OPTION B: oc command line:

First, confirm you’re in the right project context:

oc project wksp-userX

Then use the oc policy add-role-to-user command to grant the predefined view role to the service account:

oc policy add-role-to-user view -z default
What does the -z flag do?

From the -h output on oc policy:

-z, --serviceaccount=[]: service account in the current namespace to use as a user

The -z syntax is a special one that saves us from having to type out the entire string, which, in this case, is system:serviceaccount:wksp-userX:default. It’s a nifty shortcut.

The -z flag will only work for service accounts in the current project. If you’re referring to a service account in a different project, use the -n <project> switch.

Exercise: Redeploy Application

Use the oc rollout command to restart the parksmap application. This will create a new Pod.

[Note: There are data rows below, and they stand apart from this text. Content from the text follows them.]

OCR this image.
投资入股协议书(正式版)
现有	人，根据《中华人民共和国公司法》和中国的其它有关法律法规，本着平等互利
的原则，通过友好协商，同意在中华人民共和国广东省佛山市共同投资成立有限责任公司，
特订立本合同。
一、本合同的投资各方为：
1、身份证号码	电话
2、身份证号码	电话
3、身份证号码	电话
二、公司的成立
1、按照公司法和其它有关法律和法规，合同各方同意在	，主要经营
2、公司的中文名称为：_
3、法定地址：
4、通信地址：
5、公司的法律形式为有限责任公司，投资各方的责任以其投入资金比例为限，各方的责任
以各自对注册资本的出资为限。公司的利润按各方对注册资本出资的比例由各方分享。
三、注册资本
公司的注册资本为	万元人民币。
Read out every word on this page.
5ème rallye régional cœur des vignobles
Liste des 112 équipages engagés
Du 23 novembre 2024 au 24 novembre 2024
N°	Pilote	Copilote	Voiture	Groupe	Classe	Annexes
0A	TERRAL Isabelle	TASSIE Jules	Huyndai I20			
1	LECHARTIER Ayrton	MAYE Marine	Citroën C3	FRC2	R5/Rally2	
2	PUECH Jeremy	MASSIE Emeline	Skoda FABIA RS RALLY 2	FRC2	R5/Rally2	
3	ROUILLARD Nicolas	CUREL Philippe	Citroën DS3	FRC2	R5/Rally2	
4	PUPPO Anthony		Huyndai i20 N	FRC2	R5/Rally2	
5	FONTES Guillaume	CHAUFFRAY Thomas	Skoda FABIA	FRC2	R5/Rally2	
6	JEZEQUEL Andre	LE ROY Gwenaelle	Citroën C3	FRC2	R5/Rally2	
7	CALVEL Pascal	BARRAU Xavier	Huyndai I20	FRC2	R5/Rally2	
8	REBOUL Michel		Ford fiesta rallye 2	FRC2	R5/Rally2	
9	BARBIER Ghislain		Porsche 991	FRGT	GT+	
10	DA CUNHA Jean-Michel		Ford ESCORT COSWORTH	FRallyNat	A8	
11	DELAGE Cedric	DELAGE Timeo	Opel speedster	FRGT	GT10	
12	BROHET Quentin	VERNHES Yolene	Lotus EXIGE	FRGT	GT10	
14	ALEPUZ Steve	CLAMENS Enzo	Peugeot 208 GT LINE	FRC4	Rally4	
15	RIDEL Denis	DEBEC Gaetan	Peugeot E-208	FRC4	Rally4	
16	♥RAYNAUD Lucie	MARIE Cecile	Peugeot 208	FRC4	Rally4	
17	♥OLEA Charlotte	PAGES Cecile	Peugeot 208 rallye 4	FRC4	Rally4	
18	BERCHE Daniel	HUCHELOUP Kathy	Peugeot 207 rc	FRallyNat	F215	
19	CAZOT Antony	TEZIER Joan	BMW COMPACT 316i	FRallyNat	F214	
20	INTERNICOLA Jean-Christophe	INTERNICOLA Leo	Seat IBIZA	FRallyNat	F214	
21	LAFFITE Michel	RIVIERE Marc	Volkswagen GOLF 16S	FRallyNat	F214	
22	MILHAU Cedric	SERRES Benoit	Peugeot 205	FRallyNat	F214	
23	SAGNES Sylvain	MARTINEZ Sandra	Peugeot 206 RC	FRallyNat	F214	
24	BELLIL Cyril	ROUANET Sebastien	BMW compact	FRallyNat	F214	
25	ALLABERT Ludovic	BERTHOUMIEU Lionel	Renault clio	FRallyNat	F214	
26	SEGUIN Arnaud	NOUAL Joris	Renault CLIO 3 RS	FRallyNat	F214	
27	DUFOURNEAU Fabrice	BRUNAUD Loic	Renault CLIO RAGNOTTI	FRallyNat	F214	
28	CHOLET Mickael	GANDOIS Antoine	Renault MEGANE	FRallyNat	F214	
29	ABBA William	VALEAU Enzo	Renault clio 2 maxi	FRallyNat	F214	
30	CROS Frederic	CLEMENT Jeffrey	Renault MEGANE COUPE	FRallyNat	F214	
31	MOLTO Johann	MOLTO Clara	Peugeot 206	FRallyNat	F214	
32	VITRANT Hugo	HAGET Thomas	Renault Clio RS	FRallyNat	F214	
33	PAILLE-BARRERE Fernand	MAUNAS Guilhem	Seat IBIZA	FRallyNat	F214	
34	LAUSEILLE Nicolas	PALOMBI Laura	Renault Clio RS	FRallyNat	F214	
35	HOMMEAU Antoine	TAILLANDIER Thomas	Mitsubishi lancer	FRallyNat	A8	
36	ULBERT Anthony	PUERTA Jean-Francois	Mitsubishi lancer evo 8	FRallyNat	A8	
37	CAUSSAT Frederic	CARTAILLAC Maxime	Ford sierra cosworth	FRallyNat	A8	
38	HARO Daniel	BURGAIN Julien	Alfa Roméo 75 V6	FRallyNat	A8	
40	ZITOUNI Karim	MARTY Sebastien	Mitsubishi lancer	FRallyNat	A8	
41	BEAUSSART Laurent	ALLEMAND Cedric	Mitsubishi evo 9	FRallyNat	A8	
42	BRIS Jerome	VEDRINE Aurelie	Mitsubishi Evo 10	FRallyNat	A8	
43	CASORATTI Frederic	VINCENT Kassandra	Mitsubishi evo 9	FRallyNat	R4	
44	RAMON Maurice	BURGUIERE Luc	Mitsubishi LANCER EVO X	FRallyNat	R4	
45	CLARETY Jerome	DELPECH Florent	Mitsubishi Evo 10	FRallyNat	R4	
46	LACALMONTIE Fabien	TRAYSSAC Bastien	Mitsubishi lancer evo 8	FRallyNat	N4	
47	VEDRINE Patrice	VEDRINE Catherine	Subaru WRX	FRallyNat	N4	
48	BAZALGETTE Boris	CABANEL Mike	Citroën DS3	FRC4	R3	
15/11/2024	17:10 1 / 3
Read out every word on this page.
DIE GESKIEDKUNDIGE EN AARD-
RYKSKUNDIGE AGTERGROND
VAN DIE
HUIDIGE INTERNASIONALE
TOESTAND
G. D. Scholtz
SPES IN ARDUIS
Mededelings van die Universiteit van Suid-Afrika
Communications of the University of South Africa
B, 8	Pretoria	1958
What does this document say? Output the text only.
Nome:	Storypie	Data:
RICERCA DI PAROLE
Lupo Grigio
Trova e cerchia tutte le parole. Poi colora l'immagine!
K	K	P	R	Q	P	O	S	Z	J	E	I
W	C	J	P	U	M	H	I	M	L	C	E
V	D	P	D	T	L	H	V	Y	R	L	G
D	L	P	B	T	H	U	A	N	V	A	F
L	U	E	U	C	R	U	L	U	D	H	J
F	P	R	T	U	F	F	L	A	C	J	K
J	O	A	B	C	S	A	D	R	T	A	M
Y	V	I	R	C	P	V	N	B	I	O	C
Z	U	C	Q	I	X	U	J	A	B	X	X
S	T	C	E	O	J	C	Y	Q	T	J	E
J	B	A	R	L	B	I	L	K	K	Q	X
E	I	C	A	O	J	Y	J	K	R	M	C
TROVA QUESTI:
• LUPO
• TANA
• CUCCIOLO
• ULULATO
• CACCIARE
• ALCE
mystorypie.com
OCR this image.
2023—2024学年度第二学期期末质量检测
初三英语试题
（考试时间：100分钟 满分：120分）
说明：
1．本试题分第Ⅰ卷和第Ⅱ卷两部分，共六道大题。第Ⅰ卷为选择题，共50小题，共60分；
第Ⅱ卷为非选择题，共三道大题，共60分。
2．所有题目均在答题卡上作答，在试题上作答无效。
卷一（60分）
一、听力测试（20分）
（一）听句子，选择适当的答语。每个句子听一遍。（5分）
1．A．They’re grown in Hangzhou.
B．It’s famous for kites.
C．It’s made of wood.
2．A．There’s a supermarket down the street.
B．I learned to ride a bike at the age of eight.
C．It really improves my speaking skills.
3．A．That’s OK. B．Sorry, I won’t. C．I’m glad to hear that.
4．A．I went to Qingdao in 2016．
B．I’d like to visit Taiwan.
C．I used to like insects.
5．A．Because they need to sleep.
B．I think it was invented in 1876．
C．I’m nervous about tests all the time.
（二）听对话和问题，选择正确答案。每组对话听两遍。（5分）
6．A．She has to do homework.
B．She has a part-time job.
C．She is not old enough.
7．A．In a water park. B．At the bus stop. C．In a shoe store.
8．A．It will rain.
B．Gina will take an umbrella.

oc rollout restart deployment/parksmap

A new deployment is immediately started. Return to Topology view and click the parksmap entry again to watch it happen. The deployment happens quickly, but you can see the change reflected in the ReplicaSet number. You can also use the oc get pods command to see that the new Pod has an age that’s just a few seconds old.

parksmap permissions redeployed

If you check the application logs you should see no errors.